Wait till the fun really starts.

 

Manifestor_of_Light

(21,046 posts)
5. The book "Attorney for the Damned" is excellent.
Mon Feb 24, 2014, 07:39 PM
Feb 2014

Has some of his famous closing arguments in it, like the Leopold-Loeb trial plea for clemency for both the defendants--life imprisonment instead of the death penalty.

 

1StrongBlackMan

(31,849 posts)
9. Yep ...
Mon Feb 24, 2014, 09:42 PM
Feb 2014

because after we win the class struggle of us all, only we will have to struggle against that same, but now economically empowered, racists/racist system that is a major source of our economic disempowerment.

kwassa

(23,340 posts)
10. The Ossian Sweet case
Mon Feb 24, 2014, 11:38 PM
Feb 2014
Ossian Sweet

On September 9, 1925, a white mob in Detroit attempted to drive a black family out of the home they had purchased in a white neighborhood. In the struggle, a white man was killed and the eleven blacks in the house were arrested and charged with murder. Dr. Ossian Sweet and three members of his family were brought to trial, and after an initial deadlock, Darrow argued to the all-white jury: "I insist that there is nothing but prejudice in this case; that if it was reversed and eleven white men had shot and killed a black while protecting their home and their lives against a mob of blacks, nobody would have dreamed of having them indicted. They would have been given medals instead...." [14] Following the mistrial of the 11, it was agreed that each of them would be tried individually. Darrow, alongside Thomas Chawke, would first defend Ossian's brother Henry, who had confessed to firing the shot on Garland Street. Henry was found not guilty on grounds of self defense, and the prosecution determined to drop the charges on the remaining 10. The trials were presided over by the Honorable Frank Murphy, who went on to become Governor of Michigan and an Associate Justice of the Supreme Court of the United States.[15] Darrow's closing statement, which lasted over seven hours, is seen as a landmark in the Civil Rights movement and was included in the book Speeches that Changed the World (given the name "I Believe in the Law of Love&quot . Uniquely, the two closing arguments of Clarence Darrow, from the first and second trials, are available and these show how he learned from the first trial and reshaped his remarks.[16]

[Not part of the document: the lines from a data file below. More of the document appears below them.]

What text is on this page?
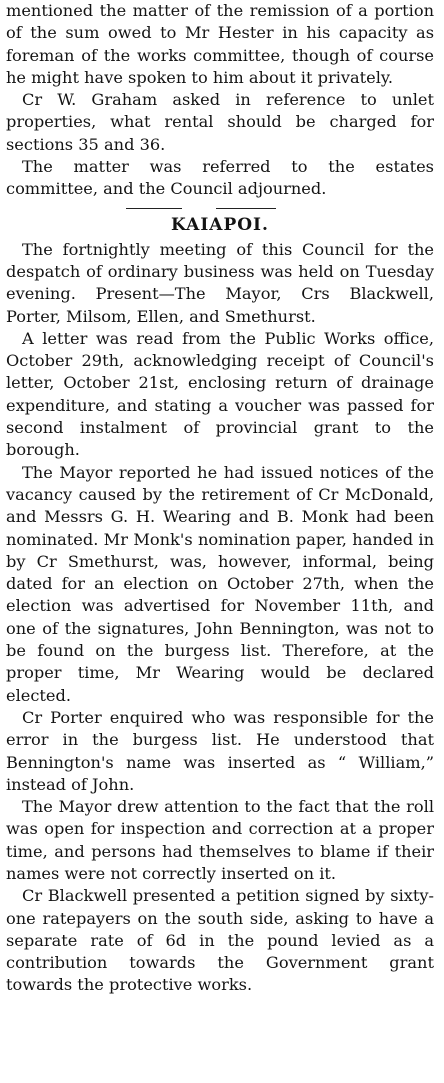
mentioned the matter of the remission of a portion of the sum owed to Mr Hester in his capacity as foreman of the works committee, though of course he might have spoken to him about it privately.

Cr W. Graham asked in reference to unlet properties, what rental should be charged for sections 35 and 36.

The matter was referred to the estates committee, and the Council adjourned.

KAIAPOI.

The fortnightly meeting of this Council for the despatch of ordinary business was held on Tuesday evening. Present—The Mayor, Crs Blackwell, Porter, Milsom, Ellen, and Smethurst.

A letter was read from the Public Works office, October 29th, acknowledging receipt of Council's letter, October 21st, enclosing return of drainage expenditure, and stating a voucher was passed for second instalment of provincial grant to the borough.

The Mayor reported he had issued notices of the vacancy caused by the retirement of Cr McDonald, and Messrs G. H. Wearing and B. Monk had been nominated. Mr Monk's nomination paper, handed in by Cr Smethurst, was, however, informal, being dated for an election on October 27th, when the election was advertised for November 11th, and one of the signatures, John Bennington, was not to be found on the burgess list. Therefore, at the proper time, Mr Wearing would be declared elected.

Cr Porter enquired who was responsible for the error in the burgess list. He understood that Bennington's name was inserted as “ William,” instead of John.

The Mayor drew attention to the fact that the roll was open for inspection and correction at a proper time, and persons had themselves to blame if their names were not correctly inserted on it.

Cr Blackwell presented a petition signed by sixty-one ratepayers on the south side, asking to have a separate rate of 6d in the pound levied as a contribution towards the Government grant towards the protective works.
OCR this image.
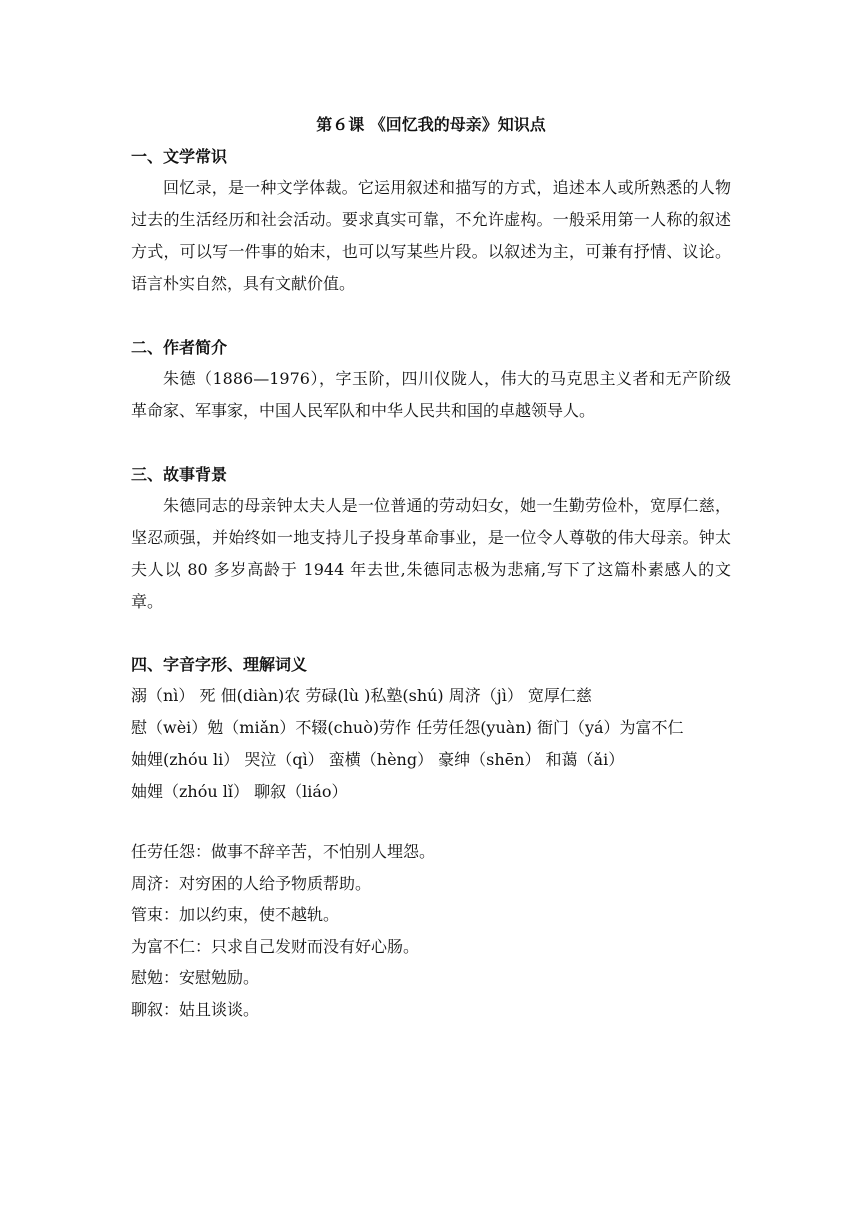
第６课 《回忆我的母亲》知识点
一、文学常识
回忆录，是一种文学体裁。它运用叙述和描写的方式，追述本人或所熟悉的人物过去的生活经历和社会活动。要求真实可靠，不允许虚构。一般采用第一人称的叙述方式，可以写一件事的始末，也可以写某些片段。以叙述为主，可兼有抒情、议论。语言朴实自然，具有文献价值。
二、作者简介
朱德（1886—1976），字玉阶，四川仪陇人，伟大的马克思主义者和无产阶级革命家、军事家，中国人民军队和中华人民共和国的卓越领导人。
三、故事背景
朱德同志的母亲钟太夫人是一位普通的劳动妇女，她一生勤劳俭朴，宽厚仁慈，坚忍顽强，并始终如一地支持儿子投身革命事业，是一位令人尊敬的伟大母亲。钟太夫人以 80 多岁高龄于 1944 年去世,朱德同志极为悲痛,写下了这篇朴素感人的文章。
四、字音字形、理解词义
溺（nì） 死 佃(diàn)农 劳碌(lù )私塾(shú) 周济（jì） 宽厚仁慈
慰（wèi）勉（miǎn）不辍(chuò)劳作 任劳任怨(yuàn) 衙门（yá）为富不仁
妯娌(zhóu li） 哭泣（qì） 蛮横（hèng） 豪绅（shēn） 和蔼（ǎi）
妯娌（zhóu lǐ） 聊叙（liáo）
任劳任怨：做事不辞辛苦，不怕别人埋怨。
周济：对穷困的人给予物质帮助。
管束：加以约束，使不越轨。
为富不仁：只求自己发财而没有好心肠。
慰勉：安慰勉励。
聊叙：姑且谈谈。
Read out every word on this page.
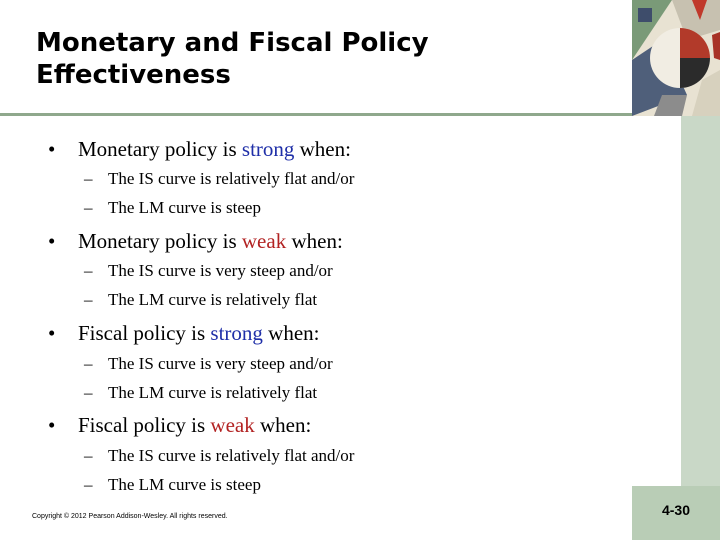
Monetary and Fiscal Policy
Effectiveness
• Monetary policy is strong when:
– The IS curve is relatively flat and/or
– The LM curve is steep
• Monetary policy is weak when:
– The IS curve is very steep and/or
– The LM curve is relatively flat
• Fiscal policy is strong when:
– The IS curve is very steep and/or
– The LM curve is relatively flat
• Fiscal policy is weak when:
– The IS curve is relatively flat and/or
– The LM curve is steep
Copyright © 2012 Pearson Addison-Wesley. All rights reserved.	4-30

http://en.wikipedia.org/wiki/Clarence_Darrow
 

1StrongBlackMan

(31,849 posts)
11. I read ...
Mon Feb 24, 2014, 11:44 PM
Feb 2014

but cannot remember where that that closing argument was the source of inspiration for John Grishom's closing in the A Time to Kill novel.

kwassa

(23,340 posts)
12. My only knowledge of Darrow's speeches ...
Tue Feb 25, 2014, 12:18 AM
Feb 2014

is the ones made up for him in "Inherit the Wind" and made by Spencer Tracy, who was great, of course.